Fig. 1. Schematic illustration of the intracavity spatiotemporal modulation using the geometric phase metasurface strongly coupled to an epsilon-near-zero material. The metasurface is incorporated in a unidirectional ring fiber laser cavity. The metasurface converts a portion of the input Gaussian beam into a vortex beam, which is coupled out from the laser cavity through a polarization beam splitter (PBS). The remaining Gaussian beam is further amplified in the following round trip. The giant nonlinear saturable absorption of the strongly coupled system further allows temporal laser pulse compression via the Q-switching process.

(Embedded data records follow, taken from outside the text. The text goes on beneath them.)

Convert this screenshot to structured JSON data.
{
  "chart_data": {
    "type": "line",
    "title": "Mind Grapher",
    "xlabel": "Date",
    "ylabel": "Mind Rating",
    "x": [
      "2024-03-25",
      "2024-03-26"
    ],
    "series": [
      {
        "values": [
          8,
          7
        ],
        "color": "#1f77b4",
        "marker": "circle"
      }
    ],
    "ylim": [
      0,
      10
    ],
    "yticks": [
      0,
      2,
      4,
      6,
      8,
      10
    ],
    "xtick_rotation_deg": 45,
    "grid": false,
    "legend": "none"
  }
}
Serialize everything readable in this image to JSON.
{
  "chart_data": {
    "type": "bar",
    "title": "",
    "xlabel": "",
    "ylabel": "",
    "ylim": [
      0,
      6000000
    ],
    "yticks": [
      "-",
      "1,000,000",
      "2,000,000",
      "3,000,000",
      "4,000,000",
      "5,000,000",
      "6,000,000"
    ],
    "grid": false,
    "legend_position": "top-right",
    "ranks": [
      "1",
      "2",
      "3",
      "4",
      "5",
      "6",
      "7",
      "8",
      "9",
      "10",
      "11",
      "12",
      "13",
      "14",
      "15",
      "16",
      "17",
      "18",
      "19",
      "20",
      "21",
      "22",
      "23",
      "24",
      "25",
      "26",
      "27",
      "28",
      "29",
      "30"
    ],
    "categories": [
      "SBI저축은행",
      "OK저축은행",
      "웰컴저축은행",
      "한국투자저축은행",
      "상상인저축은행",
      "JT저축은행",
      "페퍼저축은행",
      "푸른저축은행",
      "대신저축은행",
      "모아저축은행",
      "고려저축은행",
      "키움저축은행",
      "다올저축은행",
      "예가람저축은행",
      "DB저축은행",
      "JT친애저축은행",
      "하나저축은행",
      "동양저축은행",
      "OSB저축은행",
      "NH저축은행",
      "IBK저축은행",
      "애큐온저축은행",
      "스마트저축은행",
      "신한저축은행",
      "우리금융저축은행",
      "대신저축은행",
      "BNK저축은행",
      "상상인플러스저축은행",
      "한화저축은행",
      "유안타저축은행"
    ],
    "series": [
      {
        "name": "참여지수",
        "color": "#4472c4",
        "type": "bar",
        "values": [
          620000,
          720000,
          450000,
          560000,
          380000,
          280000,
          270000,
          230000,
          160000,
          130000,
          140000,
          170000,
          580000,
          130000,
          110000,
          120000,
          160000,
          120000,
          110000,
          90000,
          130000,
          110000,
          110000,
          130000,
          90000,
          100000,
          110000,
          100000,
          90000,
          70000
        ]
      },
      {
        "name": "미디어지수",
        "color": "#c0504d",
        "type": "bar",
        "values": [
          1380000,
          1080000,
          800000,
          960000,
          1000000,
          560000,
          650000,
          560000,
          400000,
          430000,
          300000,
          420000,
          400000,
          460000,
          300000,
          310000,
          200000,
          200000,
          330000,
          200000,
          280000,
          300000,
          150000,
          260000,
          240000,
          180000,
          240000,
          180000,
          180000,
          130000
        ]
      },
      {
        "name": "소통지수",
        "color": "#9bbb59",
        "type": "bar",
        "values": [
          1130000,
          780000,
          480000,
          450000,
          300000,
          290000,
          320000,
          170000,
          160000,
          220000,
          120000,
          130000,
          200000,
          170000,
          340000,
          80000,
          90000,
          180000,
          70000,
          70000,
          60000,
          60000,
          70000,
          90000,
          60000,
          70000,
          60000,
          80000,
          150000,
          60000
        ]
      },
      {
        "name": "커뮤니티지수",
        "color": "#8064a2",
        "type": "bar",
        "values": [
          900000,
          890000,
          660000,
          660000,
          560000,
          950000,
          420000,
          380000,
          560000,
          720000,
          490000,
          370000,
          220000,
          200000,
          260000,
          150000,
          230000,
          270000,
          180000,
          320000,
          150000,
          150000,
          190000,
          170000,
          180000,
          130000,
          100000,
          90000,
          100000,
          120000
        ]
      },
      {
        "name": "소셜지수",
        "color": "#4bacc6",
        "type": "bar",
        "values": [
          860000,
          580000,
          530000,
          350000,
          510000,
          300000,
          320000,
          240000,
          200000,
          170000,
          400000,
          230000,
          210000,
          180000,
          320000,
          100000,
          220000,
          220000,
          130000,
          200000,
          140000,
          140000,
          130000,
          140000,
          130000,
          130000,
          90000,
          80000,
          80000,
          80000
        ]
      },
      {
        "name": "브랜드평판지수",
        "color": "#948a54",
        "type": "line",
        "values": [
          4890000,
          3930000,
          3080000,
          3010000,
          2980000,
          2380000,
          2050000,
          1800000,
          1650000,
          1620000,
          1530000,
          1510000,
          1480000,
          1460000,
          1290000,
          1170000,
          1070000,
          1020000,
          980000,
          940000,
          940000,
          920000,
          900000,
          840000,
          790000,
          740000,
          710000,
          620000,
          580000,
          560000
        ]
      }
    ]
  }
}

Fig. 2. Intracavity spatial modulation. (a) Schematic illustration of the optical setup in free space for the vortex beam generation using the geometric phase metasurface directly from the laser cavity. Col, collimator; LP, linear polarizer; QWP, quarter-wave plate; PBS, polarization beam splitter; CCD, charge-coupled device. (b) Schematic of the unit cell of the geometric phase metasurface. (c), (d) Spatial phase distributions required for the generation of vortex beam with topological charge l=1 (c) and l=2 (d), respectively. (e), (f) SEM images at the center of the geometric phase metasurface with topological charge l=1 (e) and l=2 (f), respectively. (g), (h) Transverse mode profiles of the vortex beam with topological charge l=1 (g) and l=2 (h), respectively. (i), (j) Interference patterns between a Gaussian beam and a vortex beam with topological charge l=1 (i) and l=2 (j), respectively.

Fig. 3. Intracavity temporal modulation. (a) Schematic (upper panel) and SEM image (lower panel) of the circular gold nano-antenna coupled to an ITO film. The geometric parameters are: P=760nm, R=200nm, t1=40nm, and t2=20nm. (b) Real (red) and imaginary (blue) parts of the permittivity of the ITO film. Inset: schematic of the ITO film on glass substrate used in the spectroscopic ellipsometry measurement. (c) Simulated transmittance of the coupled system as a function of the ENZ wavelength of the ITO film. The static ENZ wavelength of the ITO film and the laser operation wavelength are indicated by the white and gray dashed lines, respectively. (d) Measured (red) and simulated (blue) linear transmittance of the coupled system. The gray region denotes the wavelength range where experimental results are not achievable due to the low quantum efficiency of the spectrometer. (e) Simulated electric field intensity distribution at the wavelength of 1565 nm. (f) Measured (dots) and fitted (line) pump fluence-dependent transmittance of the ENZ-metasurface at the wavelength of 1565 nm. The fitting parameters are as follows: Isat=0.52GW/cm2, A=7.2%, and Ans=34.5%. Inset: schematics of ultrafast electron dynamics in the ITO film with three steps, including photo-excitation, hot-electron redistribution, and relaxation. (g) Schematic of the Q-switching measurement setup. LD, laser diode; WDM, 980 nm/1550 nm wavelength division multiplexer; EDF, Er-doped fiber; ISO, optical isolator; PC, polarization controller; Col, collimator; OC, output coupler. (h) Output Q-switched pulses trace with the pump power of 39 mW. (i) Averaged optical spectrum of the output pulses with a peak wavelength of 1566 nm.

Fig. 4. Intracavity spatiotemporal modulation. (a), (b) Transverse mode profiles of the Q-switched vortex pulses with topological charge l=1 (a) and l=2 (b), respectively. (c), (d) Interference patterns between a pulsed Gaussian beam and a pulsed vortex beam with topological charge l=1 (c) and l=2 (d), respectively. (e) Q-switched pulse trace of the vortex beam (l=2) with a pump power of 51 mW. The FWHM pulse duration is 14.3μs. (f) Averaged optical spectrum of the pulsed vortex beam (l=2) with a peak wavelength of 1578 nm.